Sur une heure trente, la vitalité du film ne retombe pas, grâce à de très nombreuses sources d’images, que ce soit toutes les entrevues avec les peintres, réalisées ces deux dernières années, mêlées aux photos et films d’époque, majoritairement inédits et surtout enchaînés avec brio. Le très riche fonds d’images fixes revit par la grâce du montage, qui en 3d, qui en panoramique, pour mieux se mêler aux vidéos. Soulignons par ailleurs les animations et graphismes de Lokiss, Turs74, Akiser et Dizer, les plans en 2d de Paris, du métro en 3d, qui revitalise régulièrement le film. Une ambiance qui ne retombes pas grâce aux interventions d’acteurs du mouvement de toutes les époques, ainsi que le regard d’observateurs tels Futura, Seen, Delta ou Chalfant, qui, bémol pour certains, s’expriment dans un parfait anglais non-sous-titré.
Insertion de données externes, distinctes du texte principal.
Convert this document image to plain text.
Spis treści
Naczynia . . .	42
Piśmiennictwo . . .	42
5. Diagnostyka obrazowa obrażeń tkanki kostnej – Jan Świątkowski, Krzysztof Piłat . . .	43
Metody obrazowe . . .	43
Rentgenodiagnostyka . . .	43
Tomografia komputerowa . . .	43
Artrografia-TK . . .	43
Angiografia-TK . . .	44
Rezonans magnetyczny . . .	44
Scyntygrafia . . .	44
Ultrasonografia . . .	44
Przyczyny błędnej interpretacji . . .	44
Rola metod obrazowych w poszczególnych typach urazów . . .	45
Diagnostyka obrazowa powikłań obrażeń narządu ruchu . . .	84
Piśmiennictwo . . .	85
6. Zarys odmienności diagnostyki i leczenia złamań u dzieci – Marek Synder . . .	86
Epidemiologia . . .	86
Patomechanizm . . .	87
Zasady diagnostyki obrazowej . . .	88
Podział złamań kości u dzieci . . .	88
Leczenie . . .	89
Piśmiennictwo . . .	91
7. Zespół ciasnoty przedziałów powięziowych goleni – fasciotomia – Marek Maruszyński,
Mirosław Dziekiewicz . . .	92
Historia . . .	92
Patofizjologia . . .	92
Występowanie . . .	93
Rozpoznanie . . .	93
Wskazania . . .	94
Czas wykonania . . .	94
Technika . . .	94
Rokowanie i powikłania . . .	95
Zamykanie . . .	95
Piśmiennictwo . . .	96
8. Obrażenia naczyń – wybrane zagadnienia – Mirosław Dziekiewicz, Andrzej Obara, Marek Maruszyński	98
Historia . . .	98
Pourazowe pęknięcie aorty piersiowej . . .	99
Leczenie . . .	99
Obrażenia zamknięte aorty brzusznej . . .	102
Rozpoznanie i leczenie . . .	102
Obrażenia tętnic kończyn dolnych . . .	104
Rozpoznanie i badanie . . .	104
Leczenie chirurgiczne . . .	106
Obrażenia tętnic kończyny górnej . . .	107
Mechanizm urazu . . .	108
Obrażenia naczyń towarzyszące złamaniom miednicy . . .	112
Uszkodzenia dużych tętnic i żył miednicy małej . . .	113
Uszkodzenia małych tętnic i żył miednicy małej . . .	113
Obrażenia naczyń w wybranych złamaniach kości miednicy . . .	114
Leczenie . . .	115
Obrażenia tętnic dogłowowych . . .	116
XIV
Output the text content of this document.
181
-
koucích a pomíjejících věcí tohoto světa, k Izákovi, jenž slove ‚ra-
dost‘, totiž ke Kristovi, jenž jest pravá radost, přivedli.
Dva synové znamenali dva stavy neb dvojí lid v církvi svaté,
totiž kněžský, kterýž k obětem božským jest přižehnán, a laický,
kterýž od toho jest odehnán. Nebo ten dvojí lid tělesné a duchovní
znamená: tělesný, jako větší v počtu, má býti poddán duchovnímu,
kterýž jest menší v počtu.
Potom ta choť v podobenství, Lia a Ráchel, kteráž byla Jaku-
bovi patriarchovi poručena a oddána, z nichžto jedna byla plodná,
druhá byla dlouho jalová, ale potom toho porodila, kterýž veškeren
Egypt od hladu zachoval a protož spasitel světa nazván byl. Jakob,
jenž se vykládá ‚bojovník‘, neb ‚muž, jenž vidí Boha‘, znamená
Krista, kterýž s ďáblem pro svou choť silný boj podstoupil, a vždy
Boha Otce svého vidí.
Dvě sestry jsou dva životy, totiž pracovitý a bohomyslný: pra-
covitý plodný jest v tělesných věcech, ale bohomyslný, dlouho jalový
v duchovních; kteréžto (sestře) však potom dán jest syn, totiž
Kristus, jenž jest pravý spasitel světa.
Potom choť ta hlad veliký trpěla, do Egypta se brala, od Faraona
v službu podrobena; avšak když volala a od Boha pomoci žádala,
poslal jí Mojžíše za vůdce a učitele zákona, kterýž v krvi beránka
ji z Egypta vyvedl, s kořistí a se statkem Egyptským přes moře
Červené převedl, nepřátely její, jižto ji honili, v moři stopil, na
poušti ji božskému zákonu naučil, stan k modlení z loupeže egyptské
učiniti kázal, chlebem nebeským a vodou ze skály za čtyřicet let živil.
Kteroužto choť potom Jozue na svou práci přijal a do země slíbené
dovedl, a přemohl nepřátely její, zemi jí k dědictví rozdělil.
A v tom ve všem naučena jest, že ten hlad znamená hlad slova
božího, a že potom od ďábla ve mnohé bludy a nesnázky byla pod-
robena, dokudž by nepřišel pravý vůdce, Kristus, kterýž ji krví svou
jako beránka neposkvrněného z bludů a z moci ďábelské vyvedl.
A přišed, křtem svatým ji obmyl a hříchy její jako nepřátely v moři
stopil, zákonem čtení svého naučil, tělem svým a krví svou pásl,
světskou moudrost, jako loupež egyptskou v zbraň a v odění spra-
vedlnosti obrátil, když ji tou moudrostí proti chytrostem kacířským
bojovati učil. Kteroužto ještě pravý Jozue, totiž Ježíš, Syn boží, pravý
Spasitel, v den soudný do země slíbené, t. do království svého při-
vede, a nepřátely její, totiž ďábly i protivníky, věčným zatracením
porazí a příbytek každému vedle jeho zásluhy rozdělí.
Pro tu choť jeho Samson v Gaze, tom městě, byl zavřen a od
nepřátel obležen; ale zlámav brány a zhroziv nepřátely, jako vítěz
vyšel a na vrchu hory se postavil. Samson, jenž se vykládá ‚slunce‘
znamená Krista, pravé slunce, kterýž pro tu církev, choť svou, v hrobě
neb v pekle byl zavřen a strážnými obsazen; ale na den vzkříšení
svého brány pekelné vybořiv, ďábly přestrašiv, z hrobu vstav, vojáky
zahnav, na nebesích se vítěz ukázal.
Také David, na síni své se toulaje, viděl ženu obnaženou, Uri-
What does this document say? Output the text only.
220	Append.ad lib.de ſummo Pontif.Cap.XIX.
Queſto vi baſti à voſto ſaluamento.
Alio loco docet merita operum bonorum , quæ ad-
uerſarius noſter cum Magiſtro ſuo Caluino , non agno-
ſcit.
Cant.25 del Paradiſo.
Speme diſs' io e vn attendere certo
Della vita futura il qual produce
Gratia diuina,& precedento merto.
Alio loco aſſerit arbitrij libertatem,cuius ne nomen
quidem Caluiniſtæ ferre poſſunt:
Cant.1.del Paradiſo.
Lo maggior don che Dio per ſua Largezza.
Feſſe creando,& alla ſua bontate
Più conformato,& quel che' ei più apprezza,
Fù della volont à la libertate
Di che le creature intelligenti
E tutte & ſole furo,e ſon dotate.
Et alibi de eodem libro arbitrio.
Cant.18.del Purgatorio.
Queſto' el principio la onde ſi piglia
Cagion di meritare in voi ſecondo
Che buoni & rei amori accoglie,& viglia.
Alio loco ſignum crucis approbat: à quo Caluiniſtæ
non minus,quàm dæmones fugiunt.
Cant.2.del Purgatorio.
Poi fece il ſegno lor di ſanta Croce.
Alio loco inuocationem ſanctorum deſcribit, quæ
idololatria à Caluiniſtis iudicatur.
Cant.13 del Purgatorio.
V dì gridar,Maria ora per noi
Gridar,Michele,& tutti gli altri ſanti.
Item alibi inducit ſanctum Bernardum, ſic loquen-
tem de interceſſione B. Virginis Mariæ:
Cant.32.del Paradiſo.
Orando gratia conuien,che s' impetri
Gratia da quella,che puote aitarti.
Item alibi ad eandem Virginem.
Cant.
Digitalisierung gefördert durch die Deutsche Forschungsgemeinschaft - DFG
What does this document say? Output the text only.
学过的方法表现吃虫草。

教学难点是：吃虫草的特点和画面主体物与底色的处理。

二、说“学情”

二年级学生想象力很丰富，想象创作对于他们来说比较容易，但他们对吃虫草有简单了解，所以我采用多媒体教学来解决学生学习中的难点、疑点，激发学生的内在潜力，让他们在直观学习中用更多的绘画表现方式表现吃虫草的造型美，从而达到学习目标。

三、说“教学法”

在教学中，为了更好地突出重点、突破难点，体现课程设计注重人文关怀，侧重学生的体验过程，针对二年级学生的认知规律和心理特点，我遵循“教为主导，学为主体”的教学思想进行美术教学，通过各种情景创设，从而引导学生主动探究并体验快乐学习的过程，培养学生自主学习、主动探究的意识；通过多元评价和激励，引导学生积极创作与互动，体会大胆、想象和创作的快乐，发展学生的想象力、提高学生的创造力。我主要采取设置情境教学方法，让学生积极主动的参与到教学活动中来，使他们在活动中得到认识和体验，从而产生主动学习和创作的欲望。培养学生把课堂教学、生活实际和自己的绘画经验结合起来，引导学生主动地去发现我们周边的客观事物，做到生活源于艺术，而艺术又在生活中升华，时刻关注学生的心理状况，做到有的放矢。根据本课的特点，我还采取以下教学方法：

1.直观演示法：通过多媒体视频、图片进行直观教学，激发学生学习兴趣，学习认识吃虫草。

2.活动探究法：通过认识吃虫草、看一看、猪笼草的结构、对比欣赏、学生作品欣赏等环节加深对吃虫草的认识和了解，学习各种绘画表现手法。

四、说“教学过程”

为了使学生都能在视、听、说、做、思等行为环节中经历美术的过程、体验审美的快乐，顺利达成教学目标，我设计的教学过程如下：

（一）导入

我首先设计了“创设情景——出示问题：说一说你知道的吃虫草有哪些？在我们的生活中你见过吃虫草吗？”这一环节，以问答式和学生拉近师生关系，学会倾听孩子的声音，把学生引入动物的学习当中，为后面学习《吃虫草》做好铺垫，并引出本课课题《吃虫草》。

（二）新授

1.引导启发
La bande-son, composée pour l’occasion, s’écoule toute seule, comme les années traversées, et après la première décennie, c’est dans un tourbillon de créativité que l’on aborde les styles des PCP, GT, jusqu’aux UV, TPK, WUFC, en passant par Jon156, pour aborder les dernières étapes du graffiti, les nouveaux acharnés et les trains, qui tournent maintenant dans toute l’Europe.


Bien entendu, ce film est le Style Wars français, et c’est un indispensable pour tous les amoureux de cette culture, de cette peinture, puisque beaucoup des plus belles pièces parisiennes y sont. En bonus vous trouverez une demi-heure d’une blockparty du terrain mythique de Stalingrad, document unique pour comprendre l’esprit originel du mouvement hip hop en France, à l’ancienne : une énergie créatrice, Dee Nasty aux platines dans les gravats, quelques danseurs sur les restes de carrelages, quelques peintres pour beaucoup de pièces magnifiques. Et le look, coco ! J’adore le street wear de cette époque.


C’est aussi le premier document à présenter correctement ces poseurs de peinture sur les murs, analysant l’esthétique de cette pratique, et les motivations destaggeurs et des peintres. Pour comprendre quand on n’y comprend rien, pour prendre son pied quand on est dans le bain.